A Material World
As the number of sustainability reporting frameworks expands, practitioners are struggling to make sense of the options. Meanwhile, industry experts are scrambling to declare a winner.
At the COMMIT!Forum 2013, BrownFlynn outlined the important details of the Sustainability Accounting Standards Board (SASB) and the Global Reporting Initiative (GRI) and demonstrated that they are complementary frameworks. The expanded use of each, whether individually or combined, is a positive trend for all stakeholders.

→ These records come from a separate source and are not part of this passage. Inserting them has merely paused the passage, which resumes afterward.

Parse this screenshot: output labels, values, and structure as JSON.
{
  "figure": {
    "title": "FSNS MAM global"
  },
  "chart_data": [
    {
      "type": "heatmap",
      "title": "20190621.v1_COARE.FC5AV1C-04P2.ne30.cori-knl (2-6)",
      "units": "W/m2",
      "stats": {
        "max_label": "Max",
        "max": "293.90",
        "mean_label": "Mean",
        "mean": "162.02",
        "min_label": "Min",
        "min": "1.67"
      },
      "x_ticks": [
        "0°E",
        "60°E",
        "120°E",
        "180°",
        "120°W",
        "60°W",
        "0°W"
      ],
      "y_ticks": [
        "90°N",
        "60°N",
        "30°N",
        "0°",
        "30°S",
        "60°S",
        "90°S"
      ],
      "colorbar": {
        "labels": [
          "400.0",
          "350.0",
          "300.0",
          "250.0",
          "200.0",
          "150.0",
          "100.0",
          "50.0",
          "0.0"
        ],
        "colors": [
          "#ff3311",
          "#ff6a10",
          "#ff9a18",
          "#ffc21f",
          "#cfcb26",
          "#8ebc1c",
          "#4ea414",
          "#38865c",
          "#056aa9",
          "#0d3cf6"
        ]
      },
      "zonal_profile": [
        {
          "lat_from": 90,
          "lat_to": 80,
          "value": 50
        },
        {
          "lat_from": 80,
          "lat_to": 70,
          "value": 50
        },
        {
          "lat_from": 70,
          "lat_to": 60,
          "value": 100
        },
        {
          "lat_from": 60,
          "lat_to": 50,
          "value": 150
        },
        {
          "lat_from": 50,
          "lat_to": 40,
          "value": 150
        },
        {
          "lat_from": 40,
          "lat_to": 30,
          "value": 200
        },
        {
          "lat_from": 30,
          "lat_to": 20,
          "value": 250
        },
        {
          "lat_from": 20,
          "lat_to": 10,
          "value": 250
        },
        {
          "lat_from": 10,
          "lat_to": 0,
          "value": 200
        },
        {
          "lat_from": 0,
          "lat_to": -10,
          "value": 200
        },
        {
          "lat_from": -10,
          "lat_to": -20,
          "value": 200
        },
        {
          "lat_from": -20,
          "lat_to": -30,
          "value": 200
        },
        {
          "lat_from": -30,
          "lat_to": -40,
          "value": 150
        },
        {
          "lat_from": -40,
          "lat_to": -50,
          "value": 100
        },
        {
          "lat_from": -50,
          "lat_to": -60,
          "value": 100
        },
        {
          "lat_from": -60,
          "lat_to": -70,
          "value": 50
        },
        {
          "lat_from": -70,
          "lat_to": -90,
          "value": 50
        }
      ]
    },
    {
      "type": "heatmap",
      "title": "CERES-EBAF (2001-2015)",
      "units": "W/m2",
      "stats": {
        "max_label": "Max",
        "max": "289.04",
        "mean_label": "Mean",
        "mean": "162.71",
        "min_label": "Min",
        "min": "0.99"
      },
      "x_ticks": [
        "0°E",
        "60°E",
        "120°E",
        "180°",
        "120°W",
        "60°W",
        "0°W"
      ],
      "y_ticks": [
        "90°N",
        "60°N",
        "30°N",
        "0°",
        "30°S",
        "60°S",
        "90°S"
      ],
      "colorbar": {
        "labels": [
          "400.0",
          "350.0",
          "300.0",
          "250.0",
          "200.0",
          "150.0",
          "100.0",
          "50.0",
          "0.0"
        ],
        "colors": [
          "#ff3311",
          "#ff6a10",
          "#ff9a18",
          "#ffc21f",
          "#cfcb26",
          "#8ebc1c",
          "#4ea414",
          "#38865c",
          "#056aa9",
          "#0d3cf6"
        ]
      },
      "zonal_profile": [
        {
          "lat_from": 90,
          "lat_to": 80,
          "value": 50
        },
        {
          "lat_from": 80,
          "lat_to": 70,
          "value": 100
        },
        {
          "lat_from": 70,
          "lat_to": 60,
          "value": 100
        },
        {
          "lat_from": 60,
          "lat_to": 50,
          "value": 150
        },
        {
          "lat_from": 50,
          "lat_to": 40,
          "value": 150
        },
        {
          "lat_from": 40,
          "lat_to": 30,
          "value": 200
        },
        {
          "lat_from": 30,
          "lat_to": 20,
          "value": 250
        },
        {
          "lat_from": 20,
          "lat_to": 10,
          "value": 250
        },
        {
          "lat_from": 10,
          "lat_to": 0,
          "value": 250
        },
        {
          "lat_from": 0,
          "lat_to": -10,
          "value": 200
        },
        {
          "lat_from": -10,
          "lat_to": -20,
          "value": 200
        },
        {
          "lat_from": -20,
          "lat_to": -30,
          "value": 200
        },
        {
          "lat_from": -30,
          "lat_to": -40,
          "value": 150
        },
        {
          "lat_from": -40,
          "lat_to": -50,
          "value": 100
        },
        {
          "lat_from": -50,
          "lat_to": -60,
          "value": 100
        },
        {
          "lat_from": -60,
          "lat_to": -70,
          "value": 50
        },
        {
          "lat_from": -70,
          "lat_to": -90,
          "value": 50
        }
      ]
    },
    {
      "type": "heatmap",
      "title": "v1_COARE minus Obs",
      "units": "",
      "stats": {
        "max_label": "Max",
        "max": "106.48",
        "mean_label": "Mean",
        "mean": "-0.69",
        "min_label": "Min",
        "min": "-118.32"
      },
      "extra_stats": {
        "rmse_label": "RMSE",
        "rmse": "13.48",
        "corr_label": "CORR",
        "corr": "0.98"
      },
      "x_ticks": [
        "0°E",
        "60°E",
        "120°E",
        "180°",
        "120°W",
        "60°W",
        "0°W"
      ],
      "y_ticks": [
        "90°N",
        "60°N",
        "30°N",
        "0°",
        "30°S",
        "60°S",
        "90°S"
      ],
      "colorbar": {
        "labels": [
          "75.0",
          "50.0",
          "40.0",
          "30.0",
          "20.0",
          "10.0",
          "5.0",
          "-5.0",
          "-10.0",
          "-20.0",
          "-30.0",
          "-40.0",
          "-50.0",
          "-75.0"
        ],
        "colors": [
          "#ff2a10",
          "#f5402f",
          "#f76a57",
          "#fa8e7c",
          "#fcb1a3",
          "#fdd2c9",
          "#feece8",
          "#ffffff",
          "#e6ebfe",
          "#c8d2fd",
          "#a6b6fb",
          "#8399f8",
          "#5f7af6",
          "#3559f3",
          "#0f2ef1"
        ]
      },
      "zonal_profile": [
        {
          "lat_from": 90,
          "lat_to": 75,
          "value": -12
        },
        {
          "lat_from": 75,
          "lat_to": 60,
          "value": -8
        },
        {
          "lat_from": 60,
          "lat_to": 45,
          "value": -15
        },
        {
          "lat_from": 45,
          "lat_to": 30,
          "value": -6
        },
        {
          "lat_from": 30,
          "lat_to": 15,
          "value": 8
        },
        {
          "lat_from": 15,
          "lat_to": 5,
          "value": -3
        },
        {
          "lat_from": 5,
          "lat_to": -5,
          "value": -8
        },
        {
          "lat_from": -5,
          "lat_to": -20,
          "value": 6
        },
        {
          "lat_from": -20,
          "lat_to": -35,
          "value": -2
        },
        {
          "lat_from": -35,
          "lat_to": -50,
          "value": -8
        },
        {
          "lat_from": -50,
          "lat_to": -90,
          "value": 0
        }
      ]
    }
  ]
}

These are exciting times for reporters. SASB recently released its first standard (healthcare) for sustainability reporting to be disclosed in public companies’ Form 10-K. A second standard (financial institutions) is on the near horizon, likely to be released February 25, 2014. The GRI G4 Guidelines came out in May 2013, with reporters asked to conform after December 2015. The details outlined below are helpful to keep in mind as companies formulate their respective strategies for 2014 and beyond.
Reporting Scope and Target Audiences
The SASB Standards intend to provide “a view into the information needs of the reasonable investor” and represent the results of extensive industry research on sustainability disclosures. According to SASB, the regulatory framework for mandatory sustainability disclosure already exists in Regulation S-K, the regulation that “sets the specific disclosure requirements associated with Form 10-K and other SEC filings.” Regulation S-K “requires that companies describe known trends, demands, and uncertainties that have a material impact on
financial results” and many environmental and social impacts have a material impact on financial results. We suspect many companies in the healthcare industry are assessing the SASB standards and some leaders will include SASB metrics in their SEC filings next year.